Tenho uma biografia do Jorge Luís Borges, extensa, profunda, erudita, escrita por um professor de Oxford especialista em Cervantes, Edwin Williamson. Tenho outra feita com base em depoimentos da sua criada de mais de trinta anos, Epifania Uveda de Robledo. Acho que são ambas fundamentais. E tenho a fotobiografia que a Teorema traduziu, escrita por Alejandro Vaccaro onde estão rostos e expressões, tudo aprisionado para a posteridade, entorpecidos pela pose do instante. E sei que hoje há troupes que se digladiam em Buenos Aires pela posse da memória deste homem e uma viúva que se bate, herdeira, pelas edições do que o indefeso morto não quis que se reeditasse. E sei que é chic dizer-se agora à esquerda «sim, Borges» como ontem era politicamente correcto detestá-lo, porque era de direita.
Foi por isso um bem ter nas mãos a pequena biografia que Jason Wilson escreveu em 2006 e a editora Fio da Palavra Editores traduziu este ano. Por ser um livro inteligente.
Vou a meio e aprendi que, esgotado por pulsões inconsequentes, sempre apaixonado e desgraçado em amores, este homem soube ser uma realidade permanente independentemente da sua provisória pessoa.

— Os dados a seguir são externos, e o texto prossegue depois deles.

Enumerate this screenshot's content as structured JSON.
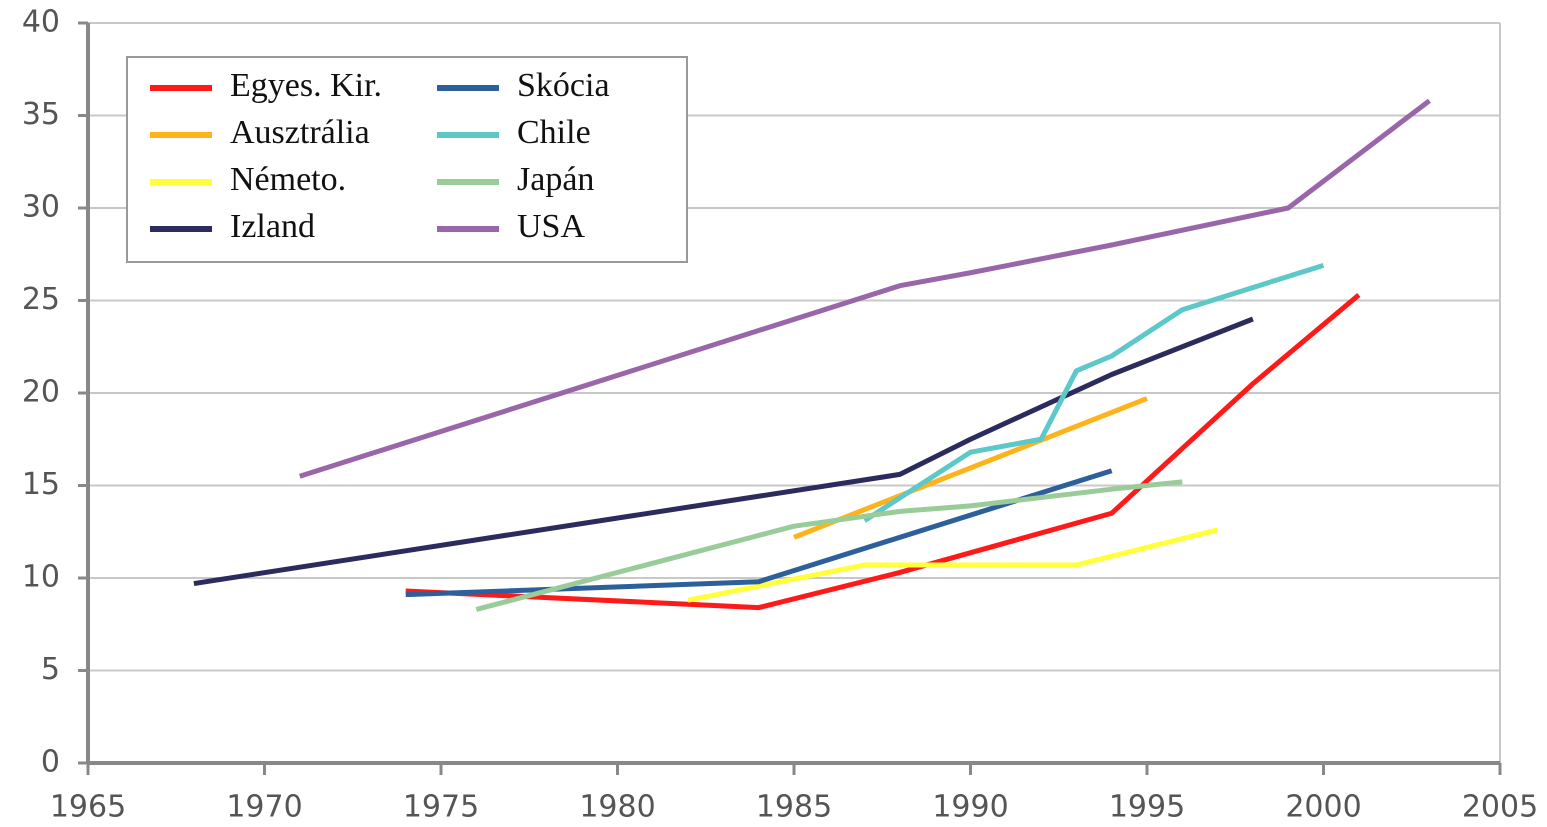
{
  "chart_data": {
    "type": "line",
    "series": [
      {
        "name": "Egyes. Kir.",
        "color": "#ff1a1a",
        "x": [
          1974,
          1984,
          1988,
          1994,
          1998,
          2001
        ],
        "values": [
          9.3,
          8.4,
          10.3,
          13.5,
          20.5,
          25.3
        ]
      },
      {
        "name": "Ausztrália",
        "color": "#ffb31a",
        "x": [
          1985,
          1995
        ],
        "values": [
          12.2,
          19.7
        ]
      },
      {
        "name": "Németo.",
        "color": "#ffff3a",
        "x": [
          1982,
          1987,
          1993,
          1997
        ],
        "values": [
          8.8,
          10.7,
          10.7,
          12.6
        ]
      },
      {
        "name": "Izland",
        "color": "#2b2b5e",
        "x": [
          1968,
          1988,
          1990,
          1994,
          1998
        ],
        "values": [
          9.7,
          15.6,
          17.5,
          21,
          24
        ]
      },
      {
        "name": "Skócia",
        "color": "#2d5f9b",
        "x": [
          1974,
          1984,
          1994
        ],
        "values": [
          9.1,
          9.8,
          15.8
        ]
      },
      {
        "name": "Chile",
        "color": "#5cc8c8",
        "x": [
          1987,
          1990,
          1992,
          1993,
          1994,
          1996,
          2000
        ],
        "values": [
          13.1,
          16.8,
          17.5,
          21.2,
          22,
          24.5,
          26.9
        ]
      },
      {
        "name": "Japán",
        "color": "#99cc99",
        "x": [
          1976,
          1985,
          1988,
          1990,
          1994,
          1996
        ],
        "values": [
          8.3,
          12.8,
          13.6,
          13.9,
          14.8,
          15.2
        ]
      },
      {
        "name": "USA",
        "color": "#9966aa",
        "x": [
          1971,
          1988,
          1990,
          1994,
          1999,
          2003
        ],
        "values": [
          15.5,
          25.8,
          26.5,
          28,
          30,
          35.8
        ]
      }
    ],
    "xlim": [
      1965,
      2005
    ],
    "xticks": [
      1965,
      1970,
      1975,
      1980,
      1985,
      1990,
      1995,
      2000,
      2005
    ],
    "ylim": [
      0,
      40
    ],
    "yticks": [
      0,
      5,
      10,
      15,
      20,
      25,
      30,
      35,
      40
    ],
    "grid": true,
    "legend": "upper left"
  }
}
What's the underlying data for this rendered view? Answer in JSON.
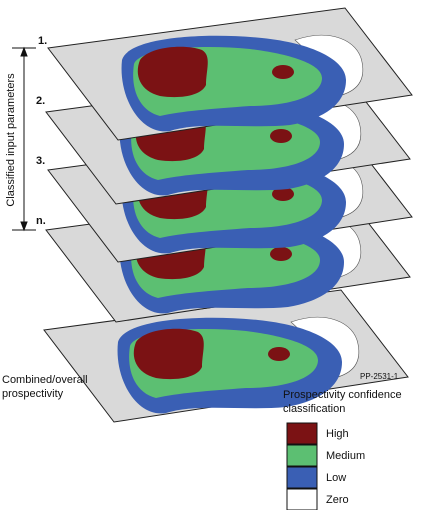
{
  "layer_labels": [
    "1.",
    "2.",
    "3.",
    "n."
  ],
  "axis_label": "Classified input parameters",
  "bottom_label": [
    "Combined/overall",
    "prospectivity"
  ],
  "figure_id": "PP-2531-1",
  "legend": {
    "title": [
      "Prospectivity confidence",
      "classification"
    ],
    "items": [
      {
        "label": "High"
      },
      {
        "label": "Medium"
      },
      {
        "label": "Low"
      },
      {
        "label": "Zero"
      }
    ]
  }
}
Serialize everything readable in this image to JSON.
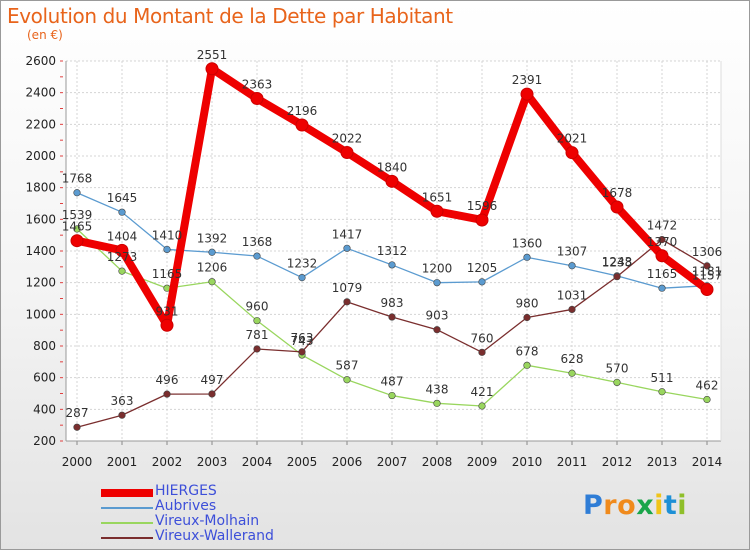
{
  "chart_data": {
    "type": "line",
    "title": "Evolution du Montant de la Dette par Habitant",
    "subtitle": "(en €)",
    "x": [
      "2000",
      "2001",
      "2002",
      "2003",
      "2004",
      "2005",
      "2006",
      "2007",
      "2008",
      "2009",
      "2010",
      "2011",
      "2012",
      "2013",
      "2014"
    ],
    "ylim": [
      200,
      2600
    ],
    "yticks": [
      200,
      400,
      600,
      800,
      1000,
      1200,
      1400,
      1600,
      1800,
      2000,
      2200,
      2400,
      2600
    ],
    "grid": true,
    "legend_position": "bottom-left",
    "series": [
      {
        "name": "HIERGES",
        "color": "#ee0000",
        "values": [
          1465,
          1404,
          931,
          2551,
          2363,
          2196,
          2022,
          1840,
          1651,
          1596,
          2391,
          2021,
          1678,
          1370,
          1157
        ]
      },
      {
        "name": "Aubrives",
        "color": "#5b9bd0",
        "values": [
          1768,
          1645,
          1410,
          1392,
          1368,
          1232,
          1417,
          1312,
          1200,
          1205,
          1360,
          1307,
          1243,
          1165,
          1181
        ]
      },
      {
        "name": "Vireux-Molhain",
        "color": "#99d65e",
        "values": [
          1539,
          1273,
          1165,
          1206,
          960,
          743,
          587,
          487,
          438,
          421,
          678,
          628,
          570,
          511,
          462
        ]
      },
      {
        "name": "Vireux-Wallerand",
        "color": "#7a2e2e",
        "values": [
          287,
          363,
          496,
          497,
          781,
          763,
          1079,
          983,
          903,
          760,
          980,
          1031,
          1238,
          1472,
          1306
        ]
      }
    ]
  },
  "brand": {
    "letters": [
      "P",
      "r",
      "o",
      "x",
      "i",
      "t",
      "i"
    ],
    "colors": [
      "#2f7dd6",
      "#f08a1c",
      "#f08a1c",
      "#1aa54a",
      "#f0c419",
      "#1e90d6",
      "#8fbf2a"
    ]
  }
}
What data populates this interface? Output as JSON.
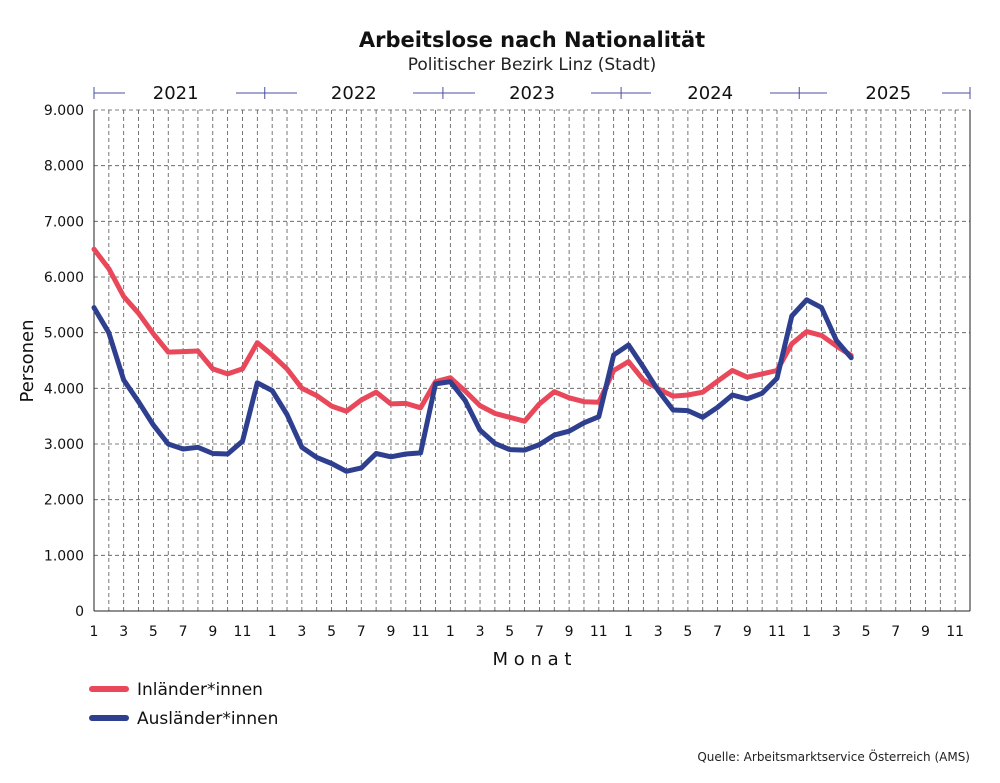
{
  "chart_data": {
    "type": "line",
    "title": "Arbeitslose nach Nationalität",
    "subtitle": "Politischer Bezirk Linz (Stadt)",
    "xlabel": "M o n a t",
    "ylabel": "Personen",
    "source": "Quelle: Arbeitsmarktservice Österreich (AMS)",
    "years": [
      "2021",
      "2022",
      "2023",
      "2024",
      "2025"
    ],
    "x_tick_labels": [
      "1",
      "3",
      "5",
      "7",
      "9",
      "11",
      "1",
      "3",
      "5",
      "7",
      "9",
      "11",
      "1",
      "3",
      "5",
      "7",
      "9",
      "11",
      "1",
      "3",
      "5",
      "7",
      "9",
      "11",
      "1",
      "3",
      "5",
      "7",
      "9",
      "11"
    ],
    "y_tick_labels": [
      "0",
      "1.000",
      "2.000",
      "3.000",
      "4.000",
      "5.000",
      "6.000",
      "7.000",
      "8.000",
      "9.000"
    ],
    "ylim": [
      0,
      9000
    ],
    "x_months": [
      "2021-01",
      "2021-02",
      "2021-03",
      "2021-04",
      "2021-05",
      "2021-06",
      "2021-07",
      "2021-08",
      "2021-09",
      "2021-10",
      "2021-11",
      "2021-12",
      "2022-01",
      "2022-02",
      "2022-03",
      "2022-04",
      "2022-05",
      "2022-06",
      "2022-07",
      "2022-08",
      "2022-09",
      "2022-10",
      "2022-11",
      "2022-12",
      "2023-01",
      "2023-02",
      "2023-03",
      "2023-04",
      "2023-05",
      "2023-06",
      "2023-07",
      "2023-08",
      "2023-09",
      "2023-10",
      "2023-11",
      "2023-12",
      "2024-01",
      "2024-02",
      "2024-03",
      "2024-04",
      "2024-05",
      "2024-06",
      "2024-07",
      "2024-08",
      "2024-09",
      "2024-10",
      "2024-11",
      "2024-12",
      "2025-01",
      "2025-02",
      "2025-03",
      "2025-04"
    ],
    "x_range": [
      "2021-01",
      "2025-12"
    ],
    "grid": true,
    "legend_position": "bottom-left",
    "series": [
      {
        "name": "Inländer*innen",
        "color": "#e8485a",
        "values": [
          6500,
          6150,
          5650,
          5350,
          4980,
          4650,
          4660,
          4670,
          4350,
          4260,
          4350,
          4820,
          4600,
          4350,
          4000,
          3870,
          3680,
          3590,
          3790,
          3930,
          3720,
          3730,
          3650,
          4120,
          4190,
          3950,
          3690,
          3550,
          3480,
          3410,
          3720,
          3940,
          3830,
          3760,
          3750,
          4320,
          4480,
          4150,
          3990,
          3860,
          3880,
          3930,
          4130,
          4320,
          4200,
          4260,
          4320,
          4800,
          5020,
          4950,
          4760,
          4590
        ]
      },
      {
        "name": "Ausländer*innen",
        "color": "#2f3f8f",
        "values": [
          5450,
          5000,
          4150,
          3760,
          3340,
          3000,
          2910,
          2940,
          2830,
          2820,
          3050,
          4100,
          3960,
          3530,
          2940,
          2760,
          2650,
          2510,
          2570,
          2830,
          2770,
          2820,
          2840,
          4080,
          4120,
          3780,
          3250,
          3010,
          2900,
          2890,
          2990,
          3160,
          3230,
          3380,
          3490,
          4600,
          4780,
          4380,
          3960,
          3610,
          3600,
          3480,
          3660,
          3880,
          3810,
          3910,
          4180,
          5300,
          5590,
          5450,
          4860,
          4550
        ]
      }
    ]
  }
}
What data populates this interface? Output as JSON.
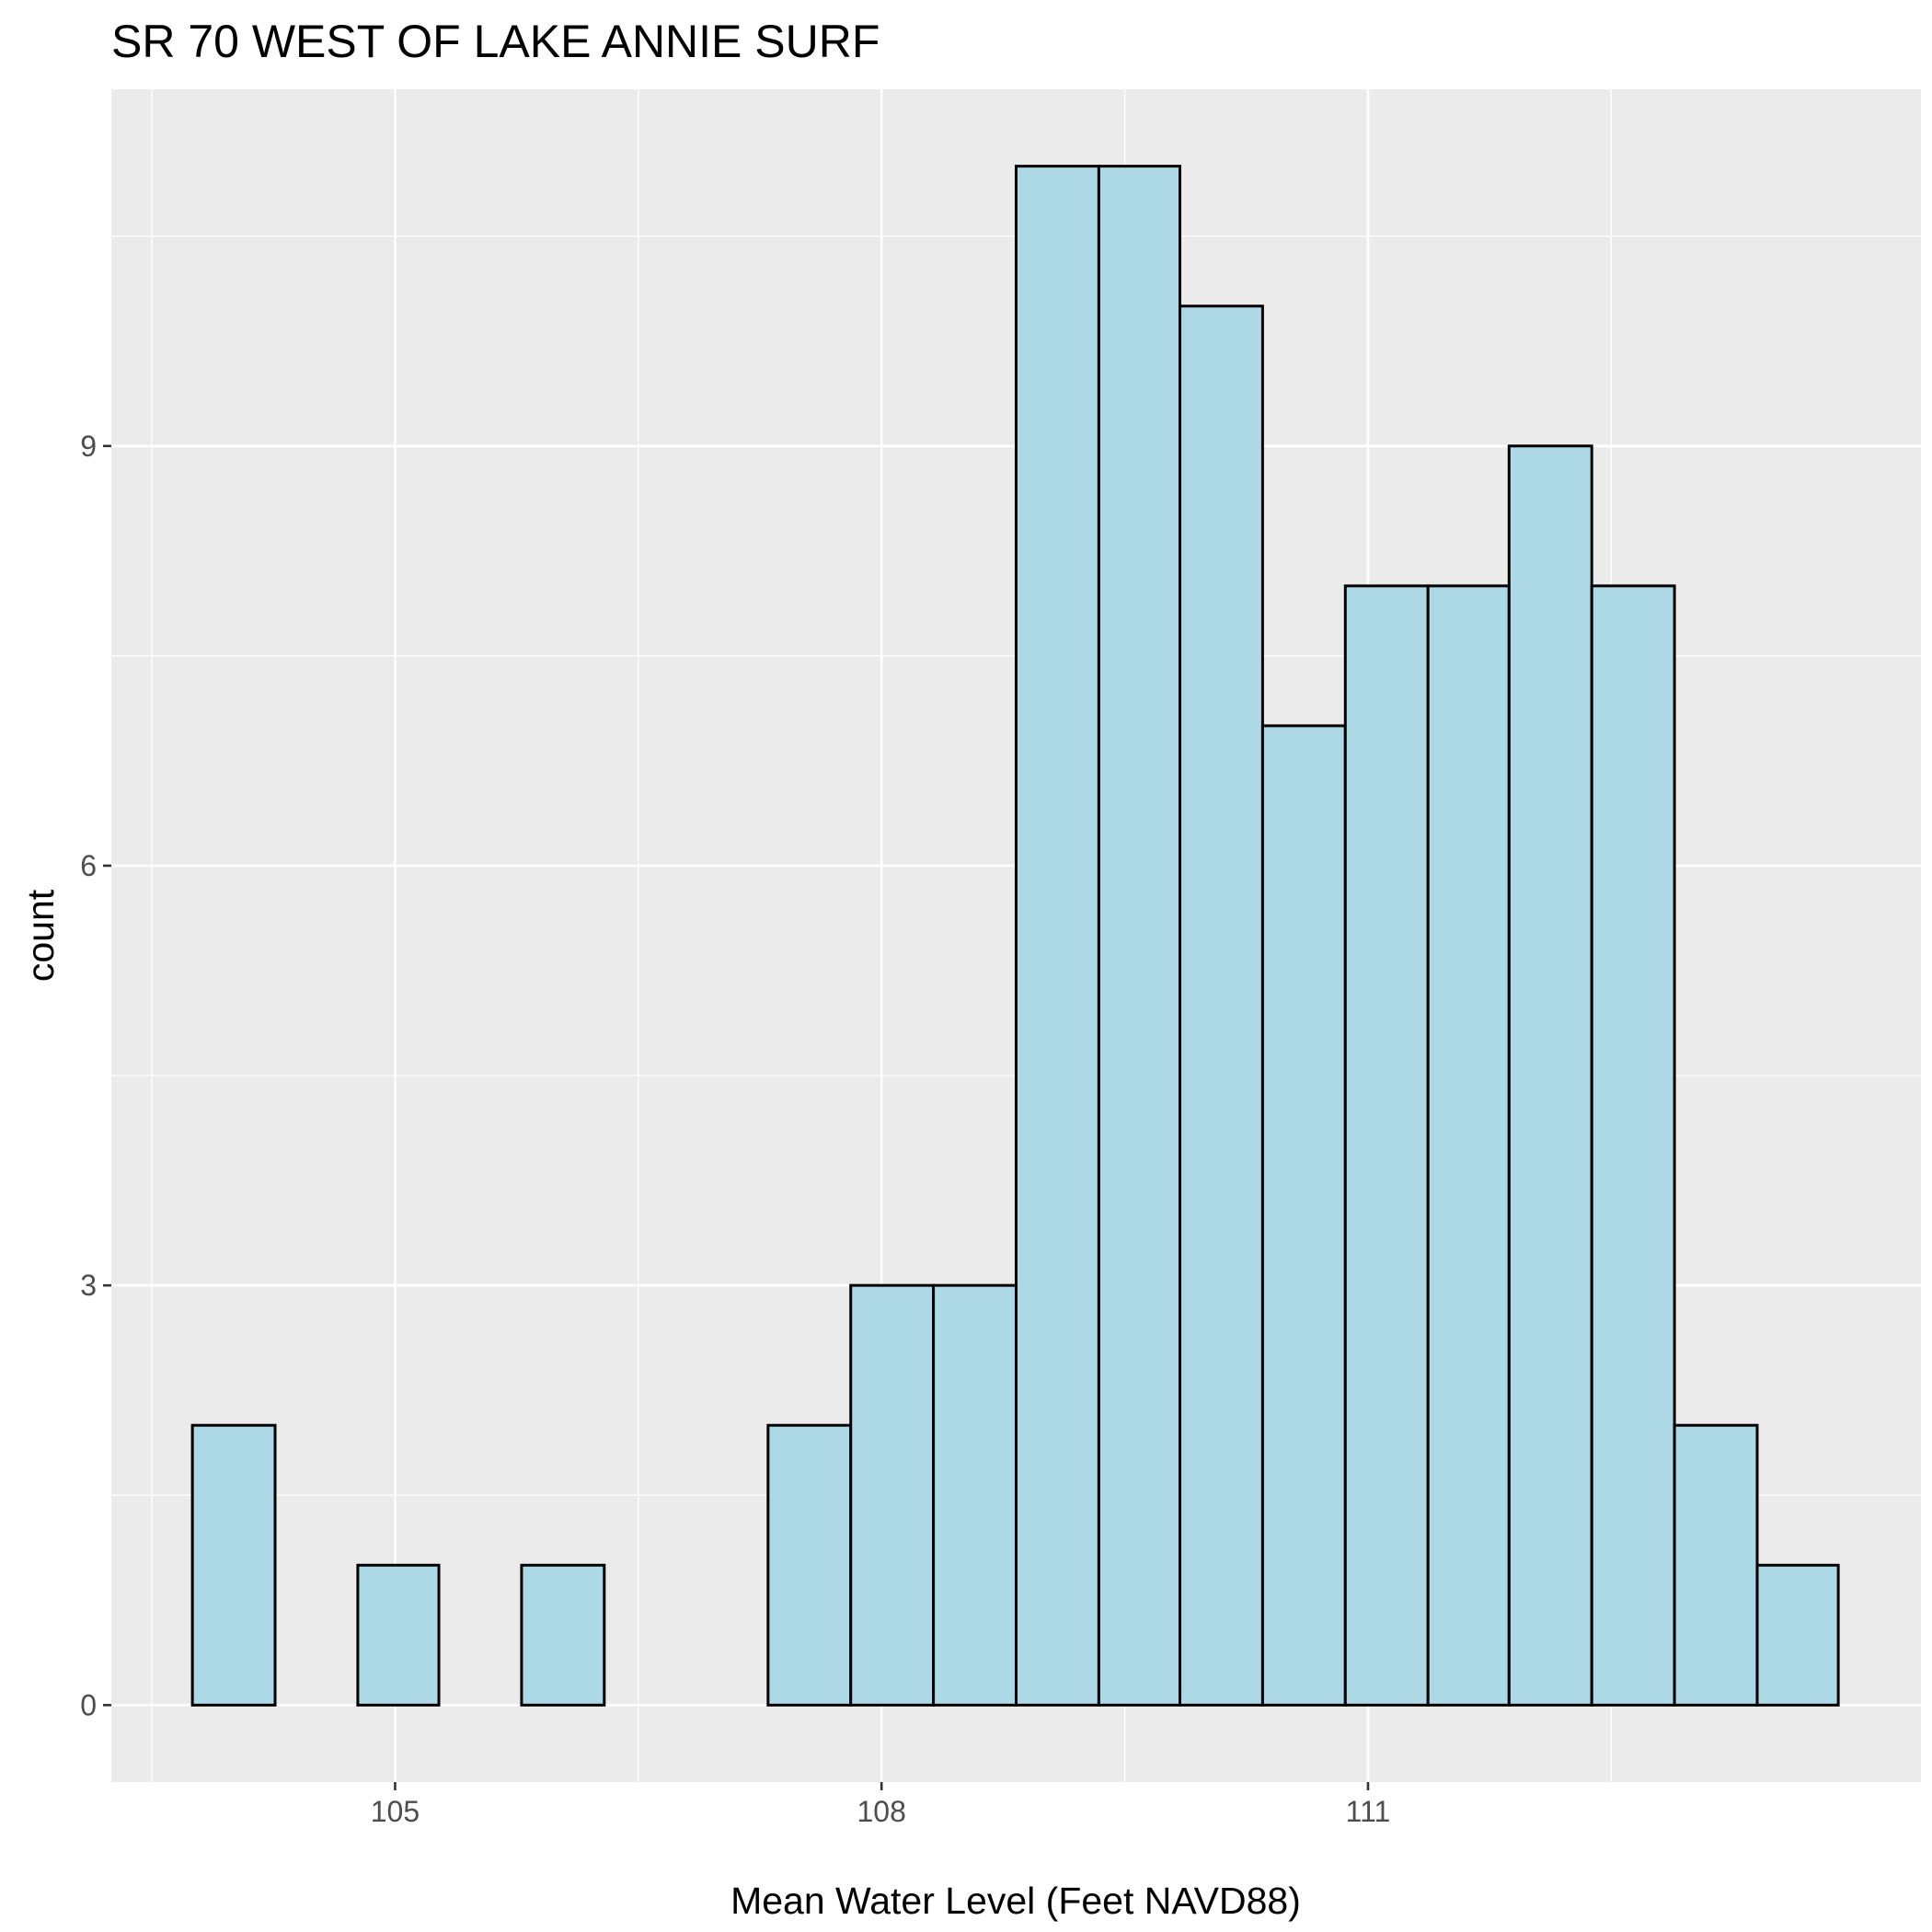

Viveu a vida através da literatura, antes de ser cego. Aconteceram-lhe muitas coisas, porque leu.
A sua vida exterior é monótona, as entrevistas repetitivas, não há biografia possível da aparência. Há a obra.
Uma vez, na rua, perguntaram-lhe se era Jorge Luís Borges. Irreverente, respondeu: «Às vezes». Naturalmente.
Há um passo do livro que me fez parar e pensar e vir escrever já aqui. «Cada momento que vivemos extingue todo o passado, ao mover-se para o futuro». Eis porque o budismo sabe que o passado é incerto. Verdadeiramente «Deus ainda não criou o mundo», escreveu na narrativa Os Teólogos, para o livro El Aleph. Saber isto é descobrir a existência, depois de termos julgado existir.